In due time, he stumbled back to find Omar and his harp still in the same spot as before. He picked up his precious instrument and, in one quick strike, shattered it against a nearby gravestone, destroying his only source of livelihood. “You’ve been the veil between God and me,” he blamed the harp.

“You are responsible for leading me astray from His altar. For almost seventy years, you’ve sucked my blood and made me shamefaced before my Creator,” he said as he bashed the harp again and again, reducing it to insignificant slivers of wood.

“I beg your forgiveness my God,” he continued. “I’ve sinned throughout this long life that You’ve gifted me. I’ve spent it singing and playing music, forgetting the pain of being separated from You, and I and no one else am the cause of my guilt and shame,” he confessed. “Please save me from myself, for my enemy is within me, closer to me than my own pathetic soul!”

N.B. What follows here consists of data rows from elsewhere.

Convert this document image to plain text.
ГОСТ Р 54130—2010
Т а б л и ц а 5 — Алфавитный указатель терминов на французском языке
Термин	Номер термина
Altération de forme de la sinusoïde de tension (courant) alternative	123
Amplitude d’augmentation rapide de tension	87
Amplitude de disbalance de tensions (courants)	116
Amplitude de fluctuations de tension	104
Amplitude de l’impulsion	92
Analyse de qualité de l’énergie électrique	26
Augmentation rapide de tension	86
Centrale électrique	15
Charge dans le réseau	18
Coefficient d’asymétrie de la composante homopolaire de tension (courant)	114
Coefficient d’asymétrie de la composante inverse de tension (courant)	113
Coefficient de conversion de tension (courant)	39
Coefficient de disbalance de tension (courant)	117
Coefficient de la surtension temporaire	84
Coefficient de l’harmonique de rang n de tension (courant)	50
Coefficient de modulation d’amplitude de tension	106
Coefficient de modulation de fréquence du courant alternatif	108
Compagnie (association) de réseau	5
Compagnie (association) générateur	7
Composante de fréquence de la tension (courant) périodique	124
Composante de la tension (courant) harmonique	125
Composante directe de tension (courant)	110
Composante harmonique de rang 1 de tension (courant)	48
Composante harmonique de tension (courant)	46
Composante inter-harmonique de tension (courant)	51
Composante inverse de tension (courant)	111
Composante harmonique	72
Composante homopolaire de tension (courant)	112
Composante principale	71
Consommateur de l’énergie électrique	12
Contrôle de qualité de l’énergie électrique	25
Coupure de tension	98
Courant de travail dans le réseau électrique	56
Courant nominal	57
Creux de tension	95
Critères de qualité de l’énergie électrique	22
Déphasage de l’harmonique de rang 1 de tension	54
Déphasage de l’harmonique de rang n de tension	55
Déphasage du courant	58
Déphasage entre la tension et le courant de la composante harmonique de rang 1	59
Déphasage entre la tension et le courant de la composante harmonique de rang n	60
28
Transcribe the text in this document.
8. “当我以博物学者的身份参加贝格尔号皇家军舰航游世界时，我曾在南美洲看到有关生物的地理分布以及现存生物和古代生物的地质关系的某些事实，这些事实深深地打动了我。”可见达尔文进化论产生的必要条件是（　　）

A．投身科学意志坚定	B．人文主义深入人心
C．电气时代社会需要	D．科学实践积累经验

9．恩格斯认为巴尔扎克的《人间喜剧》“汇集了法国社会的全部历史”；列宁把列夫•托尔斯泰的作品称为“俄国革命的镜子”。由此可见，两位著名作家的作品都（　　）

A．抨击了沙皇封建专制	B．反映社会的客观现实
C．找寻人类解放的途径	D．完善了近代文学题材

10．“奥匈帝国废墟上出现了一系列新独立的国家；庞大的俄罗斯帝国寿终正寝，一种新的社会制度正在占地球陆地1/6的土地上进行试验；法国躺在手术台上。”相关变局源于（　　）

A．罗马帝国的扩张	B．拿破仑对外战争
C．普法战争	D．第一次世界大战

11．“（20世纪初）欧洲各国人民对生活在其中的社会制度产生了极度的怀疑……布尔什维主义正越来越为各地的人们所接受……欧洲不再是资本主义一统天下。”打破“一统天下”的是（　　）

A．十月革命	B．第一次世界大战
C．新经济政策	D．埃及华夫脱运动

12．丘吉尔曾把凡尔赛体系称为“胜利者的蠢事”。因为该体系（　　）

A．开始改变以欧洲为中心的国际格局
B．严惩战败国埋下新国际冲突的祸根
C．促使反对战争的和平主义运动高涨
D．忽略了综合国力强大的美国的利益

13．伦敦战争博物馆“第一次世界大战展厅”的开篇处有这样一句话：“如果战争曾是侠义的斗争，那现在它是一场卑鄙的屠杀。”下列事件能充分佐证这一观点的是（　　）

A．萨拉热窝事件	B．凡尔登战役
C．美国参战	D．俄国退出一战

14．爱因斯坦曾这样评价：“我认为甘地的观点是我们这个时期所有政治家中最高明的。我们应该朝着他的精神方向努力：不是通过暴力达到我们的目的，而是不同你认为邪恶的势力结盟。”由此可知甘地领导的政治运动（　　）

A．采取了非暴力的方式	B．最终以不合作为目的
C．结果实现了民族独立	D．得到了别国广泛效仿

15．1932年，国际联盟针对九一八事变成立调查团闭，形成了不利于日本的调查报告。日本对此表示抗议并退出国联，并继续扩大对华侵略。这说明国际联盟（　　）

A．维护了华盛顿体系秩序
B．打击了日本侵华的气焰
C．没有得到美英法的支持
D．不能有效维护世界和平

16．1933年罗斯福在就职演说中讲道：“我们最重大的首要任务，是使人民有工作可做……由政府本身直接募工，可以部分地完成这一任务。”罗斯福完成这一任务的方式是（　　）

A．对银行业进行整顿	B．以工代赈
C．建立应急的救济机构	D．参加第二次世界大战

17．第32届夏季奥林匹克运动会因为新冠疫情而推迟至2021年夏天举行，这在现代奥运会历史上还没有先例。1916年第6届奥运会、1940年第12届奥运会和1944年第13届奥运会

Omar comforted the agitated man, telling him that he must let go of his past as well as his future, for he was still entangled between them; and that meant that he was not yet one with God and had not yet put his full trust in the Creator. As he listened to Omar’s wise words, the old musician felt a purer light rising in his heart, enveloping his body and soul. Astounded, he felt that he was letting go of the world he had known until then and found himself positioned in a different space, untouched by superficiality; a world that required an alternative understanding where no words were left to speak, where solitude and silence were the order of the day.